We're Going to Make You a Star
- First edition
- Author: Sally Quinn
- Language: English
- Genre: Biography
- Published: 1975 (Simon & Schuster)
- Publication place: United States
- Media type: Print (hardcover)
- Pages: 256
- ISBN: 0-671-22084-5
- OCLC: 1324461
- Dewey Decimal: 070'.92'4
- LC Class: PN4874.Q5 A35

= We're Going to Make You a Star =

1975 book by Sally Quinn

We're Going To Make You a Star is a 1975 book by Sally Quinn detailing her brief time with the CBS Morning News. In this book, she discusses the CBS failure and reflects on her adolescence and how it, among other things, led to her failure as a television news anchor.

==Contents==
Sally Quinn grew up a general's daughter. She was acquainted with many diplomats and obtained a string of odd jobs around Washington, D.C. until she settled as a society reporter for the Washington Post. Quinn became notorious for her tough reviews. This is where the book begins but the real story is addressed after she is offered an anchor job for the CBS Morning News. She describes how reluctant she was about taking the job alongside Hughes Rudd and goes on to chronicle the failure of the show.

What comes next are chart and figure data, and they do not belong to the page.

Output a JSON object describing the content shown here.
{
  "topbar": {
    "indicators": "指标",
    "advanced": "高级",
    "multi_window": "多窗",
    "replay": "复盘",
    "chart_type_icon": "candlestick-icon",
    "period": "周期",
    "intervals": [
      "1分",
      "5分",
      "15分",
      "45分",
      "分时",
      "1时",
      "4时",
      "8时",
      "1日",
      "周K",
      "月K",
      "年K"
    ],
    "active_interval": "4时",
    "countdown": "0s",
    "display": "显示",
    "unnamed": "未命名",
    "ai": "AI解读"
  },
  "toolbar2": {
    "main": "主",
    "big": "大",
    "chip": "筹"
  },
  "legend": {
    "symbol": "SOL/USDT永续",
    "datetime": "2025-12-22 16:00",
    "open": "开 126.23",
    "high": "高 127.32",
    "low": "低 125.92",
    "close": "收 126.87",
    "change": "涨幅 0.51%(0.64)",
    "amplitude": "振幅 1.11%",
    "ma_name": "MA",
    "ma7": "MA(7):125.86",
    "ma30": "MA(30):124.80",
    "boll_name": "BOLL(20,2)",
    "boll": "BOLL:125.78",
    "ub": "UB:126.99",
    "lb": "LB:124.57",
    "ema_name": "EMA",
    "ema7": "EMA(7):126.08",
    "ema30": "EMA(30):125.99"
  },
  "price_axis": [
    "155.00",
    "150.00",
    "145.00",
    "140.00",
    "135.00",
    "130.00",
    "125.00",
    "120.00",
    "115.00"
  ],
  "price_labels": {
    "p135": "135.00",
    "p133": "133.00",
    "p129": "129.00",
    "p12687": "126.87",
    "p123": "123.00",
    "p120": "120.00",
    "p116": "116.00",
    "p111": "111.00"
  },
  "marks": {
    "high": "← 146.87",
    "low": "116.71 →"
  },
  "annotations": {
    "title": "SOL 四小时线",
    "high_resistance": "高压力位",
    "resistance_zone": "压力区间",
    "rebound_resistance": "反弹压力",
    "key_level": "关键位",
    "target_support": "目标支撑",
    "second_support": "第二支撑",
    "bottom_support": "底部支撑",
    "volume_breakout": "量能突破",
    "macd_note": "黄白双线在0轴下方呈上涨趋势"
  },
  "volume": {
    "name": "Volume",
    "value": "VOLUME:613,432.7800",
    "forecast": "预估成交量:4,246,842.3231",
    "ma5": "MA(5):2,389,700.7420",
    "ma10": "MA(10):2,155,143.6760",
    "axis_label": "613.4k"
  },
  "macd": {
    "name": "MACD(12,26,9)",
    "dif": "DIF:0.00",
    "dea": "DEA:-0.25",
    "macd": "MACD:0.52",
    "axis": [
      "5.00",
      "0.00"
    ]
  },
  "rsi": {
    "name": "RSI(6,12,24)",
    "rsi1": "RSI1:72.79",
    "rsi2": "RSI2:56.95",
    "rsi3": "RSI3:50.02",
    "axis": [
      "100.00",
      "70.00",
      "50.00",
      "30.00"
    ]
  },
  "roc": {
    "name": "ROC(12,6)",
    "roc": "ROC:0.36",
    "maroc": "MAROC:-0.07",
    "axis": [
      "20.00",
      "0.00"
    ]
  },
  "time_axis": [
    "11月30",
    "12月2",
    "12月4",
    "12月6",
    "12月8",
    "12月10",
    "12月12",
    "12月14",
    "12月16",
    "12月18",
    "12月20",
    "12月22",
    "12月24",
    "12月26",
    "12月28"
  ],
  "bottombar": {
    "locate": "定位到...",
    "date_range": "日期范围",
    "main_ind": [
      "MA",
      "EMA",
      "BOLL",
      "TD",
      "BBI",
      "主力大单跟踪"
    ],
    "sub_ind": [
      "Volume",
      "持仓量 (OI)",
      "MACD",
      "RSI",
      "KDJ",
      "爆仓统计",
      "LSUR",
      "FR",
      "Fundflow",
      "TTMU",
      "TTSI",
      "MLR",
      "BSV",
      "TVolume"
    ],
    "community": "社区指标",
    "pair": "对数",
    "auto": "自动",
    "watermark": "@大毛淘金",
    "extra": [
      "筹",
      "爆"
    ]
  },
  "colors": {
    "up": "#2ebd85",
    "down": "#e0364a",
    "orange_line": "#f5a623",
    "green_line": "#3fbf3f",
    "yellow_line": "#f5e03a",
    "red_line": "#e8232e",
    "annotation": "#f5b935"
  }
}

Quinn disclaims any responsibility for being unprepared and blames CBS for all that went wrong during the short life of this incarnation of the CBS Morning News. Scattered among the accounts of the broadcasting field Quinn offers an account of her personal relationships with big names such as Fred Friendly and Walter Cronkite.

==Critical reception==
Kirkus Reviews panned We're Going To Make You a Star, saying the book was "embarrassing to read".